お菓子を選ぶ順番、コップの色を選ぶ順番…
なんでも順番はジャンケンで勝ち取ってきた。

小さいながらにパーは薄っぺらくて弱そう。
チョキでは固いグーを切れない。
だからやっぱりグーが一番強い!
ちょっと安易過ぎる理由ではあるがグーを推していた私。


あまりにグーを出すものだから兄と弟がコソコソと
「ゆりこは絶対に一番最初はグーを出すから、一緒にパーを出せば勝てるよ」だなんて口裏合わせて負かしてきたりもした。

だが、ある夏の出来事をキッカケにグー推しを覆されたのだ。

私が小学校低学年の夏、父と兄がカブトムシとクワガタを捕まえてきた。
当時は今ほど虫が苦手でも無かったし、ペットも飼っていなかった我が家には新しい生き物が家にいるだけで、それはもうイベントだった。

カブトムシといえば図鑑でも
「虫の王様 カブトムシ!」と紹介され
私はクワガタよりも圧倒的にカブトムシ推し。
なんといってもフォルムがかっこいい。

一方、兄と弟は
「クワガタかっけ〜!」と完全に二本のハサミに魅了されていた。

冷蔵庫からきゅうりや食べ終わったスイカの皮を虫カゴに入れて私たち三兄弟はずっと眺めていたの。

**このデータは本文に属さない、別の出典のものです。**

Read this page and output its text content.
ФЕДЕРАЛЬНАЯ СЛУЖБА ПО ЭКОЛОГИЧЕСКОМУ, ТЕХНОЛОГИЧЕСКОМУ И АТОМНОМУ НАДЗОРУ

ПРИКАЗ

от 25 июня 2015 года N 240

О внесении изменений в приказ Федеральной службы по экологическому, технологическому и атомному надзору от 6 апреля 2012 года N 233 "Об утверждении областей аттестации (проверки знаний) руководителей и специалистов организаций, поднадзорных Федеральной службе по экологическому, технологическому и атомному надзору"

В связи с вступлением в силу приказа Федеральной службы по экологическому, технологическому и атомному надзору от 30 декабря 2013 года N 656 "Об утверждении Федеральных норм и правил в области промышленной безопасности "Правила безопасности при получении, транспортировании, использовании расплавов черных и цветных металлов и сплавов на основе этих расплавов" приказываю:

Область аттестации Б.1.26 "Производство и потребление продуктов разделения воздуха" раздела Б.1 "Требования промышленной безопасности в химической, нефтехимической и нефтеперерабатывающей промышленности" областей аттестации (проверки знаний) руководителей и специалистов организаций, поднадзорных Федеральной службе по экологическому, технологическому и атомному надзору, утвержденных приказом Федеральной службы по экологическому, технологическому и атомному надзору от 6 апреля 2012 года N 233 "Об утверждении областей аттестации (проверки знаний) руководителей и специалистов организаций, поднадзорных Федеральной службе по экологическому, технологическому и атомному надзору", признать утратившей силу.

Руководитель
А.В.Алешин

寝る前にカゴのフタがしっかり閉まっている事を確認して私達は寝た。

翌朝、私よりも先に起きていた兄と弟が慌ただしくしていたの。

「おい!ゆりこ!大変だ!カブトムシが!」

何事かと思って飛び起きて急いで虫カゴまで走った。

カゴを覗くといつも通りのクワガタと、カブトムシがいるんだけど、、、

様子が違った。

カブトムシの頭が、、、切られてカゴに転がっていた。

小学校低学年の私には衝撃的だったし、二つ下の弟も目を丸くしてあんぐり口を開け驚いていた、、、

父を呼び、朝起きたらカブトムシが…
状況を説明すると父が口をひらいた

「夜中にカブトムシとクワガタが喧嘩して、クワガタがカブトムシの頭をはさんだんだな、、」

それを聞いて信じられなかった。
だって「カブトムシは虫の王様」だもん!
仮に喧嘩が起きても負けるわけない!

でも、目の前で起きた現実は
「虫の王様カブトムシを伏っしたクワガタ」だった。

これは昆虫界の新王者誕生?
ずっと信じてた。
一番強い虫はカブトムシって。
だって王様だもの。

だけど目の前に起きている現実は違った。
幼いながらに信じていたものが間違っていた。
無敗のカブトムシ…

見せつけられる現実の衝撃は物凄かった。

それから私のジャンケンスタイルは変わった。

一番強いのはグー(カブトムシ)だと思って推していた。
仮に負けようが自分が信念を持ってグーを出していたから。

だけど違った。
本当に強いのはチョキ(クワガタ)と知ってから、
私の信念はまんまと寝返った。

今では
「最初はグー、じゃんけんぽん!」
私の右手は迷いなくチョキをだしています。

小学校低学年の頃に起きた私の中の革命の瞬間だった話ね。
あと一つ言うなればカブトムシとクワガタは同じカゴに共存させてはいけないって事だよね。
知らなかったよ。

共存した結果、うちの父と母みたいに離婚になるんだなと。笑
この夏の出来事で色々な事を改めて考えさせられた出来事でした。